While Ford hasn’t actually announced plans to privatize health-care, Allan said the proposed massive restructuring to health care suggests that is the direction the government is moving.

“There are tremendous powers that have been given to the minister and to the new super agency to restructure health care and to create a new form of health-care organization. All of this permits in multiple, multiple ways privatization of our health-care services. This is a very serious concern that we have.

“The minister would be given, if this bill is passed … huge powers to restructure health care, with almost no public accountability.”

Allan said the Ford government revealed its intention to restructure Ontario’s health–care system only after it was elected and provided a limited opportunity for the public to offer feedback.

“We got two days of rushed consultations and definitely with very clear signs they’re embarrassed about what they’re doing and they want to talk about it as little as possible,” he said.

“Fifteen hundred people applied for standing in the public hearings; 30 people got in. Seven thousand people then wrote in their concerns about Bill 74. Seven thousand? Are those going to be read? I doubt it very much.”

MPP Gilles Bisson said it is a “travesty” that a bill that will have widespread impact on health care is pushed through with little opportunity for input from the public or people who work in the industry.

“This government ran without a platform,” said Bisson. “At no time did they tell anybody in Ontario they were planning to make a major overhaul of the health-care system which includes losing local control to larger entities, whatever they may be, and privatization.

“The very least this government should have done to respect this thing we call democracy. They should have sent that bill on the road for two or three weeks. It should have been in Dryden, it should have been in Thunder Bay, in Timmins and Cornwall, and different places, so that the public and those who work in our health-care system, those who understand the system, from the hospitals to the home services to long-term care could have gone and said, ‘Here’s what you got right, here’s what you got wrong,’ and at least if they’re going to do a reform of the health-care system, you do it knowing what the pitfalls are … at least try to make it work.
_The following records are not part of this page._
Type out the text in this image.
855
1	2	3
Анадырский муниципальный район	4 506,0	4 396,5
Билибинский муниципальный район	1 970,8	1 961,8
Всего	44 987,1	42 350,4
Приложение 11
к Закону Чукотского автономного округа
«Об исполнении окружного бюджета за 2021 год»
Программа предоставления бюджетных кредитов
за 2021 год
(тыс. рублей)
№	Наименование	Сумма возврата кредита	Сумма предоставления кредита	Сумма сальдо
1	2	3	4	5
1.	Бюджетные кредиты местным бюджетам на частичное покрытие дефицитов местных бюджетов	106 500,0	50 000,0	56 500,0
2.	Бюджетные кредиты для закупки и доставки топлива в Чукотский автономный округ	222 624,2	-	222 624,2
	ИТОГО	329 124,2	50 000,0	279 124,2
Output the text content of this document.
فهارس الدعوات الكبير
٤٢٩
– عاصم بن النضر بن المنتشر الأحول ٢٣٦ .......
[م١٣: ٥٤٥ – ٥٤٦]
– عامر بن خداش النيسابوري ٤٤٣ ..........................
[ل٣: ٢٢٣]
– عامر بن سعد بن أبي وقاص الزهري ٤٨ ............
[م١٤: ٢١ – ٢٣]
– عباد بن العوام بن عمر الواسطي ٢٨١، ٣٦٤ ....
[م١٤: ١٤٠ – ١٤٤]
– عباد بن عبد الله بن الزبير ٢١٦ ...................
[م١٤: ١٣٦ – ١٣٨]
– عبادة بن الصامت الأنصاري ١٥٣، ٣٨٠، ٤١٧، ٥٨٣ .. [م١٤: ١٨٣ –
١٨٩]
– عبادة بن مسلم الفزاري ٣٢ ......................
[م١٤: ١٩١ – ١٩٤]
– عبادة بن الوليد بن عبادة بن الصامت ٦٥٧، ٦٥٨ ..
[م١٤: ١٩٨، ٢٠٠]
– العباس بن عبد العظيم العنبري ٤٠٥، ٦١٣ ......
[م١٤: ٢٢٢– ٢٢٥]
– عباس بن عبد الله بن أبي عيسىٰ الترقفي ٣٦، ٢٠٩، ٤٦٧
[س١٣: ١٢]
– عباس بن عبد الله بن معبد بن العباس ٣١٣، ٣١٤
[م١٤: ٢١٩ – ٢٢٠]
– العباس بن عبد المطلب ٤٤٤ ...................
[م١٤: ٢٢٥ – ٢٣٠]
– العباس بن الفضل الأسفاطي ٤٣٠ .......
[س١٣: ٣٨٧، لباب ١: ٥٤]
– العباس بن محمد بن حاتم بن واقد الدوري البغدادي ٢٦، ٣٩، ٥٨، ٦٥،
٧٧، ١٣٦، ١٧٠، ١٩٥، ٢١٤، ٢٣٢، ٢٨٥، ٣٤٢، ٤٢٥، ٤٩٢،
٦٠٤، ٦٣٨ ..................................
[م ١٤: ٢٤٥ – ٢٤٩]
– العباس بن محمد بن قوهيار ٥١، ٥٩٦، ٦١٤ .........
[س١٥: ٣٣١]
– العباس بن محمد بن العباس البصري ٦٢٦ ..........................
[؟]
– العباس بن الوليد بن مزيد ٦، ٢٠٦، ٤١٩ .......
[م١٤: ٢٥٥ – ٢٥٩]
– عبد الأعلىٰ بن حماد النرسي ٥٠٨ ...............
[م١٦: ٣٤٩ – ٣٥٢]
“We had two days of hearings at Queen’s Park. Who from Timmins went there? Who from Sudbury? Who from Thunder Bay? Northern Ontario didn’t have anybody down at those public hearings other than the committee members like France Gélinas (NDP MPP for Nickel Belt) and Sol Mamakwa (NDP MPP for Kiiwetinoong).

“But the public was not consulted … and for them to short shrift the public and not give us an access to talking about what they’re going to do with your tax dollars and my tax dollars is wrong.

“We’re about to pass a bill next week, or the week after, and put it into law where the public has been completely shut out of the process and I think that’s the biggest travesty of all, because this is the reform of our health-care system.”

Several of those who attended shared horror stories of privatization in the United States, where patients would receive medical bills or estimates for services in the hundreds of thousands of dollars.

Others expressed concerns that the government’s plan to replace local health integration networks with massive “super agencies” will place the focus on large urban centres and erode services at hospitals in smaller communities.

Karen Campbell, a cancer survivor from Iroquois Falls, said she has already experienced issues with local hospitals in short supplies of medical equipment and services when she was undergoing treatment.

“When you’re in Sudbury at the cancer lodge, it’s a non-stop turnover of people coming in there, so I would hate to see any services lost that could help diagnose people with cancer,” she said.